Member Since:January 13, 2008
Last Update:November 16, 2012
Hi. I'm 14/f and my boyfriend an I have been talking about having sex. He really wants to and was respectful enough to just ask instead of trying to pull my pants off, unlike my ex's and I've told him that I don't want to and he knows how I feel about the whole thing so he hasn't asked that question exactly, but he has hinted a couple times and got the same answer and then yesterday he brought up the topic of masturbating and right away this came to my head;
If I don't have sex with him but still satisfy him somehow (by masturbating for him & letting him watch and masturbate if he wants to) then is that wrong? Of course I don't want to tease him by telling him that I have this idea and then not do it so my question is;
Is this wrong? I'm 14/f, virgin and I want to stay virgin until my wedding, by the way
Thank you for all answers!
Yes it's wrong, but not because of your age. By 14 most boys and girls dont know what they're ok with (sexually) so they end up regretting what they did as teenagers. It's obvious that you don't know what you want out of it; you say you want to wait till marriage but you dont know why that is, your not confident that it's what you will do (not should do).
You need more time to think about this; so try this. Clear your mind of everything that you've been told your whole life about sex. Your parents, friends, family, church, class mates. All of they're opinions do not effect your thinking right now. And now that your blank think what will make YOU happy.
This is something that can't be answered in one sitting; think it over for a while.
Im Gunna tell you how I came across my answer (short version), hoping that it'll help.
My family is catholic so my parents waited till they were married, I wanted the same thing as a young teenager but after thinking about it for some time and being in a relationship I learned something I did not know back then. Sex was being taught as something BAD (unless it was done after marriage). It was very narrow minded to me and I'm as open minded as it gets, so for that and many other reasons I split away from the church. I found someone about a year later and after sometime of being together I knew I wanted to have sex. It wasn't for my own selfish reasons (to feel good), it was because I felt sex would satisfy my need to be as close as I could to her and I was right. It wasn't bad, it was perfect and we had a great relationship. Even though it ended I don't regret it at all; that's because I waited for Someone I loved.

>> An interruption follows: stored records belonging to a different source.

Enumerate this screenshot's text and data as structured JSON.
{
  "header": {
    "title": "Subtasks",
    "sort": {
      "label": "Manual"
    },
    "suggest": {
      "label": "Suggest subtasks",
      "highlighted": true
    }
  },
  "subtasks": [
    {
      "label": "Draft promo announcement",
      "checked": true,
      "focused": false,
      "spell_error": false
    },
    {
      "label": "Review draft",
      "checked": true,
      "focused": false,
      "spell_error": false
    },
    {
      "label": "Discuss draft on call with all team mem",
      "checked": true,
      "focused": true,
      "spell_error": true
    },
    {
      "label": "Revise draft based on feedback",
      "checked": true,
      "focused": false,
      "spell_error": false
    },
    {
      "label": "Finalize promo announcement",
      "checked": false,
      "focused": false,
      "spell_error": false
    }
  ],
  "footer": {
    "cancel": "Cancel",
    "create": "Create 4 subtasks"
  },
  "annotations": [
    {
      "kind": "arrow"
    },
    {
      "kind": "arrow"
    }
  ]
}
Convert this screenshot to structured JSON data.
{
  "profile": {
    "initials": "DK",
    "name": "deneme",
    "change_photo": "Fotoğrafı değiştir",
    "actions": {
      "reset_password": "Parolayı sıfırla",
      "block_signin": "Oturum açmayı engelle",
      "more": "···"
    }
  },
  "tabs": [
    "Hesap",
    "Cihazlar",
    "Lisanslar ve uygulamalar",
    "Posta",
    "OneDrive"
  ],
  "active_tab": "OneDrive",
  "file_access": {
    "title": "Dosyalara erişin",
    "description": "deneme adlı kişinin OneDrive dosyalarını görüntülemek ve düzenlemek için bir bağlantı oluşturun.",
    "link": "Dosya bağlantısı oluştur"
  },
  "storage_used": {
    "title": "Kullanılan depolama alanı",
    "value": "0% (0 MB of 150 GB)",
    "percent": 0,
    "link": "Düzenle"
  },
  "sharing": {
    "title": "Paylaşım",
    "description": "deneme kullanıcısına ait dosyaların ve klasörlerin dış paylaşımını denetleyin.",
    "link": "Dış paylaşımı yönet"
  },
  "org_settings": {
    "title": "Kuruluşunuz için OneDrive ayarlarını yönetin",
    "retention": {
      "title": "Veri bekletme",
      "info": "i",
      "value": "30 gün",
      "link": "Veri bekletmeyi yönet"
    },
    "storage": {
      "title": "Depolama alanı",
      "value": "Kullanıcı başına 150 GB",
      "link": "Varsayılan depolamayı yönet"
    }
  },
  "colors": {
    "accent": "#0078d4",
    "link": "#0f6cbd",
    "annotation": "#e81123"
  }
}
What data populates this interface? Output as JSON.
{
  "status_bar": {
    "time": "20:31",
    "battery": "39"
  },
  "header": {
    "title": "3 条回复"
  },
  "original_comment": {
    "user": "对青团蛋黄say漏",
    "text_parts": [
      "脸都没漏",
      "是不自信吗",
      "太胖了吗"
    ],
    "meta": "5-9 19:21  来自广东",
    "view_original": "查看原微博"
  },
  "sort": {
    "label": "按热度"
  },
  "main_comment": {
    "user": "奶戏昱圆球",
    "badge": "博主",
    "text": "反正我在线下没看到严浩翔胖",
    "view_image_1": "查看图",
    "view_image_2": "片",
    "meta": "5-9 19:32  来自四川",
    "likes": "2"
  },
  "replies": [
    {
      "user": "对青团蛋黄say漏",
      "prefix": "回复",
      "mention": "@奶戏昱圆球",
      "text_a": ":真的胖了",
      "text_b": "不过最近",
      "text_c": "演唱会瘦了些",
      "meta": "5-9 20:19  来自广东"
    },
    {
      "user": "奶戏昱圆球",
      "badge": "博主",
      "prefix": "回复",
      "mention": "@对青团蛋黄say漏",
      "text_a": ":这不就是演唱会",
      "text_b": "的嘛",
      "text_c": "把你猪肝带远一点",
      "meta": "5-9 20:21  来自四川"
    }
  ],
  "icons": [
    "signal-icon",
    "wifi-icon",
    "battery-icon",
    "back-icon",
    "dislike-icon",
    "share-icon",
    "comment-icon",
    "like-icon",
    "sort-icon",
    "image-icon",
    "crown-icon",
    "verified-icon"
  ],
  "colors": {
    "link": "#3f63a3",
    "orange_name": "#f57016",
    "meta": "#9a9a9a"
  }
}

I hope it helped but if it doesn't what I'm trying to say is make sure it feels right; that you think about it and don't do it if your so confused. Because I'f your confused then you'll most likely end up regretting it
(Rating: 5) Thank you for saying the exact words "If you're confused then don't do it" because I've been thinking about it all day and now I'm sure it won't be very smart if I did anything sexual right now. I have school to worry about now and a boyfriend at my age apparently isn't really a boyfriend so thank you and yes all of what you said made sense. Once again thank you for answering my question.